The truth of the matter is Peter Lawwell has historically been good for Celtic unfortunately the window of opportunity for growing the club as a European player was missed as we preferred to sit tight and wait for the return of a rival and the safety of a rivalry that although profitable is so short-sighted.

Celtic had a chance to gain a march on old foes, instead we facilitated their return and we squandered ambition for the safety net of a two-tribe footballing culture. History will show that Peter Lawwell oversaw that missed opportunity and that he should have left his post and moved aside for someone with a European vision in 2012. Instead, he stayed, held out a hand and pulled a rival back to its feet, one who is now overtaking us only eight years since they ceased to be.

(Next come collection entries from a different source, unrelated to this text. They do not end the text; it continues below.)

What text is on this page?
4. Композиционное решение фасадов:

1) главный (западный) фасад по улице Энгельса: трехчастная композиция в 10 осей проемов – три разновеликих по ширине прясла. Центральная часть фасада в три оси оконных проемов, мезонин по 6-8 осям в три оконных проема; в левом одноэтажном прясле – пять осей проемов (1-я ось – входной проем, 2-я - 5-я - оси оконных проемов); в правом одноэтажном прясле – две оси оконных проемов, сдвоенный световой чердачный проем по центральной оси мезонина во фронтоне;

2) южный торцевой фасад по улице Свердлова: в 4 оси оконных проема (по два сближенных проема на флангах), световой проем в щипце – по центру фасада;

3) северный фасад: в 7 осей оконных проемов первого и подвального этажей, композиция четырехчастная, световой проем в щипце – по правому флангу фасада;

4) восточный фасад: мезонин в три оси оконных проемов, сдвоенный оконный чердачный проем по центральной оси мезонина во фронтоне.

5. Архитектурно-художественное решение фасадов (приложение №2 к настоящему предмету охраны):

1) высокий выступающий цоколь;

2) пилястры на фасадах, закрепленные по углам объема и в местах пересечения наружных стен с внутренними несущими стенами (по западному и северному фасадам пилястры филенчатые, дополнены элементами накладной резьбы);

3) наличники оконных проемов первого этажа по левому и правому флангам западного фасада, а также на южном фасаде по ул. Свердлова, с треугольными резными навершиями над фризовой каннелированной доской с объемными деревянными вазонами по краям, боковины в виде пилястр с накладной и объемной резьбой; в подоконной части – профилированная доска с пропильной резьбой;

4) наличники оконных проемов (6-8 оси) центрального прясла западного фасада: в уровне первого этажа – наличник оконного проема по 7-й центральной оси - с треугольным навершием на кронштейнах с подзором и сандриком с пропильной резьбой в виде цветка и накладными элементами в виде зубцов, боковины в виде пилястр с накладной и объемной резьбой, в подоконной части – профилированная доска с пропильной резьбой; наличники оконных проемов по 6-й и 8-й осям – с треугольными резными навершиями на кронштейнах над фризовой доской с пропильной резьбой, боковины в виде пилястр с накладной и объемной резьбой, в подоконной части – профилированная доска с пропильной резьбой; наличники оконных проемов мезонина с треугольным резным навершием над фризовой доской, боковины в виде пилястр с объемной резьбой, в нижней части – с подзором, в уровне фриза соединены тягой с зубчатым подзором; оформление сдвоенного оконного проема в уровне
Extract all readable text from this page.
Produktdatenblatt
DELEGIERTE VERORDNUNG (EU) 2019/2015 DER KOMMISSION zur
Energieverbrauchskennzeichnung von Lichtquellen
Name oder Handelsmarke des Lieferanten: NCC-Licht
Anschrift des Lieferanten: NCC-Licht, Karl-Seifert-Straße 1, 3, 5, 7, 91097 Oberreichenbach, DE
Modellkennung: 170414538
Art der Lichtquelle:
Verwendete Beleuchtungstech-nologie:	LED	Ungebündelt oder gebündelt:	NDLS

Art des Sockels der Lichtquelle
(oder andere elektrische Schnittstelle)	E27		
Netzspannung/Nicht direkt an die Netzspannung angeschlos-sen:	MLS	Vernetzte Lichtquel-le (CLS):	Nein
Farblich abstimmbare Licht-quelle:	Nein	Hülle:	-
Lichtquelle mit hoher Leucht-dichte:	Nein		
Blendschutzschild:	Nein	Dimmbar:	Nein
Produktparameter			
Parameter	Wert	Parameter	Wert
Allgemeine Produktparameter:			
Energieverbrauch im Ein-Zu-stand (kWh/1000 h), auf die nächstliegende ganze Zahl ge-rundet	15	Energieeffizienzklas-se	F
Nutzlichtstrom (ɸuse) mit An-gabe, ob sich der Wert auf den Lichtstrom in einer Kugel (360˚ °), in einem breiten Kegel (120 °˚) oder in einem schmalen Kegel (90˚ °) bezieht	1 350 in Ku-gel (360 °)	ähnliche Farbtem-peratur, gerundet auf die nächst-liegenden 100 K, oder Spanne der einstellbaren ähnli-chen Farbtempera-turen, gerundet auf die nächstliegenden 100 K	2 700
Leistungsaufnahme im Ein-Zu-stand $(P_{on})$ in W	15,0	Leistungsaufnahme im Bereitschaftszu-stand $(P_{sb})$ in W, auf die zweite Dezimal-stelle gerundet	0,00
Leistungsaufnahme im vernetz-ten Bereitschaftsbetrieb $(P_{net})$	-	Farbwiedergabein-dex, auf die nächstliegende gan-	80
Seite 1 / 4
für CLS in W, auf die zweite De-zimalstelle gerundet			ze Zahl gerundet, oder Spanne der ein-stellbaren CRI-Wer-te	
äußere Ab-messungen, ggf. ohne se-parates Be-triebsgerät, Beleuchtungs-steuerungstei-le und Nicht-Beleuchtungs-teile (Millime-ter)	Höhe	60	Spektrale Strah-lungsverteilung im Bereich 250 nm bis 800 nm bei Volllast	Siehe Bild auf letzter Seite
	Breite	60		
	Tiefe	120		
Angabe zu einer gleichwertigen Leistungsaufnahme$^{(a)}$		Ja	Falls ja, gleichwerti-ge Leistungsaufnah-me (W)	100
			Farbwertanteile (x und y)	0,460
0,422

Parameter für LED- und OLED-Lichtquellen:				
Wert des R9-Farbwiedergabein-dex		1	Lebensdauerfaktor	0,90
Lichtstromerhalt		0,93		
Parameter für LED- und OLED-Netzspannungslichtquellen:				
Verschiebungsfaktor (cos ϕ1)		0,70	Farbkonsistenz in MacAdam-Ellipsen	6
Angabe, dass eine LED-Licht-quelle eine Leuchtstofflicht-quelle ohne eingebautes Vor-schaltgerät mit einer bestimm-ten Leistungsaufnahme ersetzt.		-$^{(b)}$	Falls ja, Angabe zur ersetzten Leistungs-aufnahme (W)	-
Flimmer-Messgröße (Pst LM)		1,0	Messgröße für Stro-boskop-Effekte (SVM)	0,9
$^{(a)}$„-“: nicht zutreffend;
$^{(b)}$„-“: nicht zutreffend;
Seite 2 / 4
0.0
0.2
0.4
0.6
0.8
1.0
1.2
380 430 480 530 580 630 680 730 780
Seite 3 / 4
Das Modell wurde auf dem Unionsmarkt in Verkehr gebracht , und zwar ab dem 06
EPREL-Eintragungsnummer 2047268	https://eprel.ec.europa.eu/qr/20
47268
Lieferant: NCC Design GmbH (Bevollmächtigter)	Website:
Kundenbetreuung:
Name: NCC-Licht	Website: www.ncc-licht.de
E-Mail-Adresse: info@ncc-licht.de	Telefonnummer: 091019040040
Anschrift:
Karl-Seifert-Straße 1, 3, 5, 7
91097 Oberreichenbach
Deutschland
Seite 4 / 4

When we look back at Peter Lawwell’s time at Celtic we see a man who played an important role in getting the club on an even keel and attracted commercial success, but we also see a man who treated the fans with some amount of disrespect, refused far too often to defend our corner, had no plan, nor it would appear appetite, for European progression, and one than ably assisted a rival to ensure a long stale status quo was maintained.

For me, Peter Lawwell overstayed his welcome at Celtic by some eight on nine years and although that does not delete his worth to Celtic earlier in his reign, it shouldn’t be ignored entirely to allow a revisionist approach as he announces his retirement. And I’m sorry Scott Brown, there certainly is nothing to suggest from our CEO’s time holding the purse strings to warrant the erection of a statue on the Celtic Way. For me he’s hung round long enough.

Niall J

About Author

As a Bellshill Bhoy I was taken to my first Celtic game in the summer of 1987. It was Billy McNeill’s return to Celtic Park as manager and Celtic lost 5-1 to Arsenal . I thought I was a jinx, I think my Grandfather might have thought the same. It was finest gift anyone ever gave me when he walked me through Parhead's gates.